Elon Musk recently shipped the first order of the Tesla electric semi-trucks to Pepsi Co. with a few more companies to follow in coming months. This marks the beginning of Tesla’s new long-range hauling vehicle finally hitting the road and entering into the shipping and hauling industry.

Bob Galyen of Galyen Energy LLC notes that this is a landmark move for Musk and the trucking energy, but also wonders how the U.S. infrastructure can support Tesla electric semi-trucks.

“Elon Musk’s announcement yesterday about delivering his first cyber truck to PepsiCo is literally the tip of the iceberg for the commercial truck industry. It’s an evolutionary process that society is looking at for electrification. It’s only been a matter of time. Looking back over the timeframe of the 1990s, when the first electrification movement fizzled out cause of the federal government repealing the cafe requirements, now it’s in full swing.

And, understanding that. This podcast, “Are We There Yet?” Absolutely. We are there because the electrification era will stick this time. And Elon’s announcement yesterday was a basic testament to that because now we’re getting into the heavy-duty truck industry, not just the mobility sector being passenger car.”

 

Experts seem to be approaching this event from varying different angles. On one hand this shows a push forward for what has historically been a technology-lacking industry that hasn’t had much innovation, especially in the realm of sustainability.

Bob’s Thoughts

“The implementation of these large trucks will also carry with it a burden on the grid. And the grid itself will need structural support through the form of electrified grid. And that electrified grid may actually create even a bigger market for the battery industry because much of the world’s Electrification efforts in the past have been sustainable grids, and presently, particularly in the United States, much of our grid is becoming old and dilapidated compared to many other of the more recent countries like China that have got a very robust and structured grid because it’s been built within the last 20 years.

So our grid structure with charging these large rigs will require additional generation capacity, and part of that may require additional batteries hanging on the grid so that you can fast charge these batteries. So you see more and more battery charging of these electrified machines, not just in the truck level, but also in the past car market as well.

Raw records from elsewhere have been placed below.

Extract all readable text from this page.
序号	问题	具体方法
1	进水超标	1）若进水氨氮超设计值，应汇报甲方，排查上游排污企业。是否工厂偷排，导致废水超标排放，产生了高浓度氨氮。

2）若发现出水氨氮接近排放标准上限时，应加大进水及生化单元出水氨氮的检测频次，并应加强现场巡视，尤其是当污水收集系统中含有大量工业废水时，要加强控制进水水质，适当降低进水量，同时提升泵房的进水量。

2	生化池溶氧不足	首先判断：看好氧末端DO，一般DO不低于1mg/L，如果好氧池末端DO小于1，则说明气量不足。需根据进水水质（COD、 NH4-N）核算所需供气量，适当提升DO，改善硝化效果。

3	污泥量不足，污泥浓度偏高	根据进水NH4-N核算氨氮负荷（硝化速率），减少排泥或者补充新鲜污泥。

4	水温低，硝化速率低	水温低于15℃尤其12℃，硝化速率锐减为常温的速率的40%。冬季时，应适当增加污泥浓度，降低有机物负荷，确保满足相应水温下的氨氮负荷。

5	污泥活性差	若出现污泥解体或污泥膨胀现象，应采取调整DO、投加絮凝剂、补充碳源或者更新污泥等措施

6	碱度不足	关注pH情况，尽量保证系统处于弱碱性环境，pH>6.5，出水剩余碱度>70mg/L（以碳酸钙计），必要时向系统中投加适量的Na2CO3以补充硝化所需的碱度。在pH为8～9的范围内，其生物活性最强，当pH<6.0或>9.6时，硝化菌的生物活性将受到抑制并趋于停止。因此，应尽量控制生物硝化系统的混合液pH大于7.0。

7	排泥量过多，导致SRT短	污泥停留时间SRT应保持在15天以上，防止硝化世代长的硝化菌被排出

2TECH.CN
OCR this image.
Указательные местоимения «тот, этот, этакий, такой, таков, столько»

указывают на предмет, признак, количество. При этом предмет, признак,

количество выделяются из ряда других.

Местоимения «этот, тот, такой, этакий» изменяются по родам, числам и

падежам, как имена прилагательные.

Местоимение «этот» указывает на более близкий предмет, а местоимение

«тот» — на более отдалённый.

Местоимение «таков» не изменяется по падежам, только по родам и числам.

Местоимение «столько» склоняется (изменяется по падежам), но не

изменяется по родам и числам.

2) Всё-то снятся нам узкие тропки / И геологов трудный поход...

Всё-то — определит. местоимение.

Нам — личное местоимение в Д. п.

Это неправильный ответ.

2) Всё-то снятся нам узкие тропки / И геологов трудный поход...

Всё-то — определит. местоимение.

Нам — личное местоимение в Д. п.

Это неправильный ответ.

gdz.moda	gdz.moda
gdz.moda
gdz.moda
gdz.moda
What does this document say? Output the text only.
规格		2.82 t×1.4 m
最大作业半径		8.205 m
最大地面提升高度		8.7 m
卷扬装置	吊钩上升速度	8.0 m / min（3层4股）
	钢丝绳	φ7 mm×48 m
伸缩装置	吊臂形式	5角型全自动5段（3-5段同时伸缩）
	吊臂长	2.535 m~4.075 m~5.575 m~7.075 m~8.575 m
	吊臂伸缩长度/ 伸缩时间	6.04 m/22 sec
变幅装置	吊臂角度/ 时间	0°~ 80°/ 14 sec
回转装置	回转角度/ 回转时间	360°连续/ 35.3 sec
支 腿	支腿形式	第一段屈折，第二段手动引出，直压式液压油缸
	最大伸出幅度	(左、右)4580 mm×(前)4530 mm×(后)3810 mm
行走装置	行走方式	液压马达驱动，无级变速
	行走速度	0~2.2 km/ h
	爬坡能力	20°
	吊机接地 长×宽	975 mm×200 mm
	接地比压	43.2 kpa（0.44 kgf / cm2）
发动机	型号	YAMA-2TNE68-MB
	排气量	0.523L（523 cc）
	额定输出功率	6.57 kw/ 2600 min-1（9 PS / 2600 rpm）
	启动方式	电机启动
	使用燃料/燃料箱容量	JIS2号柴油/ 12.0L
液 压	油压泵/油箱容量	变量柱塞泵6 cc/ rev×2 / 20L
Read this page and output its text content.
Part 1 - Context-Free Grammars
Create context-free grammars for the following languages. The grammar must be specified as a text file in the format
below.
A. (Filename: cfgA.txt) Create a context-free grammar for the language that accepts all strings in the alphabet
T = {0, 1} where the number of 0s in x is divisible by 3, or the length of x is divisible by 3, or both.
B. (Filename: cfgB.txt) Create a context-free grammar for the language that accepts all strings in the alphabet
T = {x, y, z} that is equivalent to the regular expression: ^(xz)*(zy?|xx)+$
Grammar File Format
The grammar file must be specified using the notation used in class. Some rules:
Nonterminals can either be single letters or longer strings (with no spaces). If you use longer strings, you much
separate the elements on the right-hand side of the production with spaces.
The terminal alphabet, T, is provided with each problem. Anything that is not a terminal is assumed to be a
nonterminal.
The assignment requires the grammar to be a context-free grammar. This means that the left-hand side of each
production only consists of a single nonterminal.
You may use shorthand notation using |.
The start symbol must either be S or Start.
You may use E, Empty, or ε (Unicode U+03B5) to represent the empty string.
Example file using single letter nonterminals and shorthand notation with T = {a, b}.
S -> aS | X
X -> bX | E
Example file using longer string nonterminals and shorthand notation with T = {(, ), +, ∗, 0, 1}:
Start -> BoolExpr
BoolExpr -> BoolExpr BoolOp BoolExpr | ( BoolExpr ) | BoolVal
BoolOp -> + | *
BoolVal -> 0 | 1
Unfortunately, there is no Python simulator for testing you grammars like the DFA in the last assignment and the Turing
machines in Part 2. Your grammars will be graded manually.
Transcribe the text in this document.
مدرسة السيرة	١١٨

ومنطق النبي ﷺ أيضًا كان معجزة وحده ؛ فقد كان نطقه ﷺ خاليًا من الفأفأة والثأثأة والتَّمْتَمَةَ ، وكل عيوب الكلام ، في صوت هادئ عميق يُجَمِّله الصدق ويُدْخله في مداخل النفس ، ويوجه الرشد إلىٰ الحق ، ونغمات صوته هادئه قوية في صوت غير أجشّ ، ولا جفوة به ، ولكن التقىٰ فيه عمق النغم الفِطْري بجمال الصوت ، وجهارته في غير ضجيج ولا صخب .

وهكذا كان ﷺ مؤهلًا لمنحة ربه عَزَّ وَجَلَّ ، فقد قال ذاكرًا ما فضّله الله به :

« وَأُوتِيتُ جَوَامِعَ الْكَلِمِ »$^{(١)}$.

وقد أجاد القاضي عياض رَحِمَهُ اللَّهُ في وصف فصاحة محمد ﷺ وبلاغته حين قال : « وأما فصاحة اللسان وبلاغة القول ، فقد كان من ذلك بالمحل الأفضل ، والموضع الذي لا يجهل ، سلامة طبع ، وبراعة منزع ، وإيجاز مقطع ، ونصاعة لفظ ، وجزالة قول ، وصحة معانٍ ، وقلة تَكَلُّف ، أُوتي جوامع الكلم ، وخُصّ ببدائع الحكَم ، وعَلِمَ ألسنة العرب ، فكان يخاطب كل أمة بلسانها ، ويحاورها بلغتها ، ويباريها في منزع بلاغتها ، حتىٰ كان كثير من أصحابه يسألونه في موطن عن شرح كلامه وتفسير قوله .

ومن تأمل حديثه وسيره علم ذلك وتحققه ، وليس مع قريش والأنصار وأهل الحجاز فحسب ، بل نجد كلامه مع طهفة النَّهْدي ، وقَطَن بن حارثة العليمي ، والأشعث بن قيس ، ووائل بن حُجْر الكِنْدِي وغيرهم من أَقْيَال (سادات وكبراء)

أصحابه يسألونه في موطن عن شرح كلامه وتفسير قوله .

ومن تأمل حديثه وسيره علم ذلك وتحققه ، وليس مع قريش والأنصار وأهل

So we’re seeing a complete change in a, and an evolutionary charge, Part of the electrification movement on the power grid, as well as in the mobility sector itself. We’re seeing today not only things like the cyber truck, we’re also seeing mobility in vertical takeoff and landing machines, a lot of brand-new electrified boats, more and more electrification going into the locomotives as, as well as normal passenger car type and mobility sector type of vehicles.”